A Carta de 1967 vedou a propriedade e administração de empresas jornalísticas (emissoras de rádio e televisão inclusive) a estrangeiros, a sociedades por ações ao portador e a sociedades que tivessem estrangeiros ou pessoas jurídicas como acionistas ou sócios. Aos brasileiros natos cabia exclusivamente a responsabilidade pela orientação intelectual e administrativa dessas empresas. O estado de sítio suspendia a vigência dos direitos e garantias. O presidente da república podia expedir decretos-leis sobre segurança nacional e finanças públicas, tomar medidas legais a fim de preservar a integridade e a independência do país e o livre funcionamento dos poderes da república e das instituições quando ameaçados pela subversão ou corrupção. O AI-5 de 13 de dezembro de 1968, resposta do governo ao movimento estudantil e aos distúrbios contra o regime, atribuiu poderes ao presidente da república para suspender direitos e garantias individuais, para confiscar bens, decretar o recesso das casas legislativas, o estado de sítio e a intervenção nos Estados e municípios.
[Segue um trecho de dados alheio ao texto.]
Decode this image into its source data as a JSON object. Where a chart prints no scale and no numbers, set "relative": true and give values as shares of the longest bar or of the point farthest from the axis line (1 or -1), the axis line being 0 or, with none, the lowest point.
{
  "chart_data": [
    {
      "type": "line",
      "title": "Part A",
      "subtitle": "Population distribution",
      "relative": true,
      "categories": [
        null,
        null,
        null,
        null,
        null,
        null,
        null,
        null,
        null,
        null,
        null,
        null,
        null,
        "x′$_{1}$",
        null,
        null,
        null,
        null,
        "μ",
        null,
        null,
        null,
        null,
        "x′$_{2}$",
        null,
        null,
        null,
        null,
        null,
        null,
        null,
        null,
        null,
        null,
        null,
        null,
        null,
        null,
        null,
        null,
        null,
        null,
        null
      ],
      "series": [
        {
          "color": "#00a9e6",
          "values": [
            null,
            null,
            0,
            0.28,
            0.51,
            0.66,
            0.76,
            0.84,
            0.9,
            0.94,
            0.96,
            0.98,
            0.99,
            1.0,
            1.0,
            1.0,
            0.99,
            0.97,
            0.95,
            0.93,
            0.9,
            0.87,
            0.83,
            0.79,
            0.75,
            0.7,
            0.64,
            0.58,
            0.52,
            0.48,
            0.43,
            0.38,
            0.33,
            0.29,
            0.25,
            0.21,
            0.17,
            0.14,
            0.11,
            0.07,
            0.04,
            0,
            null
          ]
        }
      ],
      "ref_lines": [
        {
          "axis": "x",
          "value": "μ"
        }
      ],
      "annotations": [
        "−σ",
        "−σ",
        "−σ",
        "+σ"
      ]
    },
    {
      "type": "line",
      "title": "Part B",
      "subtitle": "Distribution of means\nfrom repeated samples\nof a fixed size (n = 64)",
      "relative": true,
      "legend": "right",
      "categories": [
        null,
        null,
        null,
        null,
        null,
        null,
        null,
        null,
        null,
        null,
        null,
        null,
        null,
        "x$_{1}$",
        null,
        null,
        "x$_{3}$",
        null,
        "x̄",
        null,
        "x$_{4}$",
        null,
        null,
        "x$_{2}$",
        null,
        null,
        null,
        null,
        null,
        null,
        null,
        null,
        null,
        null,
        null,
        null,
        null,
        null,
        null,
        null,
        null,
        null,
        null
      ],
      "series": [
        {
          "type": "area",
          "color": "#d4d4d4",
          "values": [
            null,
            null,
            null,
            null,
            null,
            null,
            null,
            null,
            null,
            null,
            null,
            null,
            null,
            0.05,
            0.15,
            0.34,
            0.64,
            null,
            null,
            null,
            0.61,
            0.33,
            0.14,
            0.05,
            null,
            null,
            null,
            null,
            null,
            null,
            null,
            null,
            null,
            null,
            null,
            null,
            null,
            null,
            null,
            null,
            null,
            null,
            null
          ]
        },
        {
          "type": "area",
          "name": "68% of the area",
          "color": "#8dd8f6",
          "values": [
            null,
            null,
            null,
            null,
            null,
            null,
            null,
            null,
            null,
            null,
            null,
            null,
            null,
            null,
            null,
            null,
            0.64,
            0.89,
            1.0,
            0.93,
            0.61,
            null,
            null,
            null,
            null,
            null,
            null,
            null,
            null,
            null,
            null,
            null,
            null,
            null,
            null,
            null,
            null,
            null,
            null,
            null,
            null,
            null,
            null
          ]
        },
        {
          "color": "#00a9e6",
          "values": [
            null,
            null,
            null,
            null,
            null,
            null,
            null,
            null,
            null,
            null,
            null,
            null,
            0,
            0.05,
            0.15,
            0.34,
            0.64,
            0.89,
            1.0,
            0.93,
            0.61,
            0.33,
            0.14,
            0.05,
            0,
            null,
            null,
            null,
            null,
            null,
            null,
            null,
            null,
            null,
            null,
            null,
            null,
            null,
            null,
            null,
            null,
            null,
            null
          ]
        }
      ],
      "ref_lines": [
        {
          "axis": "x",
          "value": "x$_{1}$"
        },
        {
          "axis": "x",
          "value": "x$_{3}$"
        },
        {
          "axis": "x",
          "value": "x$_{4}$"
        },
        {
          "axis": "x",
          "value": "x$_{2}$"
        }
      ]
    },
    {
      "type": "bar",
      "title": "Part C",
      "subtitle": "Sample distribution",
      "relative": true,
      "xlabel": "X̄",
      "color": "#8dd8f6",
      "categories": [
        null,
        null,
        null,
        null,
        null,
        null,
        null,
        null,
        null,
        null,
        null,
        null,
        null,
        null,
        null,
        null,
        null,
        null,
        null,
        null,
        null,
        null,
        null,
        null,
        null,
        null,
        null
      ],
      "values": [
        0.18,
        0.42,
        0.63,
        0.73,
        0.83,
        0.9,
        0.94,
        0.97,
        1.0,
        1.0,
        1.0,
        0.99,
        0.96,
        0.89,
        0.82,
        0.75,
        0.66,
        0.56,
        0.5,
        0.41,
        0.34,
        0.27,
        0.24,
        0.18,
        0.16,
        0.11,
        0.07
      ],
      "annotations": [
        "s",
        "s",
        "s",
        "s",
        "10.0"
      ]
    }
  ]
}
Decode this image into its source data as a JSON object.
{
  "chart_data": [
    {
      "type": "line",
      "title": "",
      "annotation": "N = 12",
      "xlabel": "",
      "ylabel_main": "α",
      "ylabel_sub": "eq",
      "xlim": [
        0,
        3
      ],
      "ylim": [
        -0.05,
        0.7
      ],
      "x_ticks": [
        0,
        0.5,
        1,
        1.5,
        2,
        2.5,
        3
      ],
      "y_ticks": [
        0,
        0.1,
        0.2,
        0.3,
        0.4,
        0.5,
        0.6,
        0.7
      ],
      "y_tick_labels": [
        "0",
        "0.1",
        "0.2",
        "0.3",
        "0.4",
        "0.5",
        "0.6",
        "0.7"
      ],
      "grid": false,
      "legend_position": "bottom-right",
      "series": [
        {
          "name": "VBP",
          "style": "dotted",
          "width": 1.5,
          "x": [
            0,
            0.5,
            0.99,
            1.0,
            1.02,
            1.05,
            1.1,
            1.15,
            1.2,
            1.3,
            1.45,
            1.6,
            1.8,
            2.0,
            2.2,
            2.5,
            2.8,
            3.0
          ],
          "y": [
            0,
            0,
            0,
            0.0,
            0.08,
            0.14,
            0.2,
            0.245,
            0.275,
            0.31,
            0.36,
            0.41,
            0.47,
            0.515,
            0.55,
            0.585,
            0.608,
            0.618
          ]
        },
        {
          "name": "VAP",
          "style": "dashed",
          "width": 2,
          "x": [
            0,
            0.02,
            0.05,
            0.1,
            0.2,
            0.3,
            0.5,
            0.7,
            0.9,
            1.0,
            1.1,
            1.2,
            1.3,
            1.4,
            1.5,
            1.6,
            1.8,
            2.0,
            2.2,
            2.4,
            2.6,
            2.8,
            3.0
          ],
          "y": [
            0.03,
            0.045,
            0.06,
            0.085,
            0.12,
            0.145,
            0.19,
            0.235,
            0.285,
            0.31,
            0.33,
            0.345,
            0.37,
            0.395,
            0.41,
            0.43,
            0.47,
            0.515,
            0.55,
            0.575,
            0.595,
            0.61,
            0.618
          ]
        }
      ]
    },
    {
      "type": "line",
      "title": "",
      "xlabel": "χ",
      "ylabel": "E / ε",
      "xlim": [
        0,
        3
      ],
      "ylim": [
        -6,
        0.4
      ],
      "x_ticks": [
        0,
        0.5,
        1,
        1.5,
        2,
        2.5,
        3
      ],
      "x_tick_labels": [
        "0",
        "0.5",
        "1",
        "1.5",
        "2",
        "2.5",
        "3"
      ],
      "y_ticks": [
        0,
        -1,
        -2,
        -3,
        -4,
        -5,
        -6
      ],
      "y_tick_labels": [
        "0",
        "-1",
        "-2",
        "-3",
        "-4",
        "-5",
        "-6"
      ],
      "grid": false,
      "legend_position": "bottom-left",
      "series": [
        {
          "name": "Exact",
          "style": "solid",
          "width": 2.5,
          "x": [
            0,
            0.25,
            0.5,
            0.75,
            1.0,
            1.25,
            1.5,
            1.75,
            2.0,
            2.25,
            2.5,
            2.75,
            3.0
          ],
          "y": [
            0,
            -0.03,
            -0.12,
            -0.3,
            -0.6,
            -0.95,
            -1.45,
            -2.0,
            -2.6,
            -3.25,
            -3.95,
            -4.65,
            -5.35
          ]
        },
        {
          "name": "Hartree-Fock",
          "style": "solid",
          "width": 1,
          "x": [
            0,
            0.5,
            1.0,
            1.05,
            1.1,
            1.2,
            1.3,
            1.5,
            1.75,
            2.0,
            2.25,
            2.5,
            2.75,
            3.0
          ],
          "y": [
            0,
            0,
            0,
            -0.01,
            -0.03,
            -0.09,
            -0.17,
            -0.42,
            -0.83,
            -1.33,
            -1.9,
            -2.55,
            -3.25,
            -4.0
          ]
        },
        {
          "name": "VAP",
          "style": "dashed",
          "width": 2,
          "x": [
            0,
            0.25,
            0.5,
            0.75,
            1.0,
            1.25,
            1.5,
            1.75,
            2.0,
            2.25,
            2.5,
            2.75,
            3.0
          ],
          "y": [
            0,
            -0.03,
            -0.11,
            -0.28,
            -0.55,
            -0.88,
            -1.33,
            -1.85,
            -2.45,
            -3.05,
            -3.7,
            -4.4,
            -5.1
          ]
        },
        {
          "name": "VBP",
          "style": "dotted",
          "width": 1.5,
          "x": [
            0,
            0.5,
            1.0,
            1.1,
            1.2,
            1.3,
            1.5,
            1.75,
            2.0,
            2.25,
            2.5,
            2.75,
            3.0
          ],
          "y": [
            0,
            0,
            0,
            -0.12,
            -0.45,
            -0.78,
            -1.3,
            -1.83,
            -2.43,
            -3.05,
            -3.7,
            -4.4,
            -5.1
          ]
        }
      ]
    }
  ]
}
Deputado ocupa a tribuna da Câmara e sugere às esposas e companheiras dos militares que se neguem a manter relações sexuais enquanto eles defenderem a ditadura. As forças armadas consideraram isto um insulto. A Câmara dos Deputados negou licença para que o orador fosse processado judicialmente. A borrasca veio sem tardança. O presidente da república fechou o Congresso Nacional e endureceu a repressão. A organização denominada Comando de Caça aos Comunistas aterrorizou o país. Até outubro de 1969 foram baixados 12 atos institucionais e 21 atos complementares. O presidente Arthur da Costa e Silva adoeceu e ficou inabilitado para o cargo. Pedro Aleixo foi impedido de assumir, apesar de vice-presidente (o aparelho militar recusava civil na presidência). Os comandantes do Exército, da Marinha e da Aeronáutica formaram uma junta governativa composta por eles próprios (AI-12/69); expediram o AI-16/69 declarando vagos os cargos de presidente e vice-presidente da república; promulgaram uma nova Carta (EC 1/69); escolheram o general Emílio Garrastazu Médici para presidir a república no período de 1970 a 1974. Auge da repressão. No qüinqüênio seguinte (1975 a 1979) o general Ernesto Geisel decretou o recesso do Congresso Nacional, aumentou para seis anos o mandato presidencial, criou a figura do senador biônico (apelido alusivo a um herói de filme de TV) e reformou o Poder Judiciário.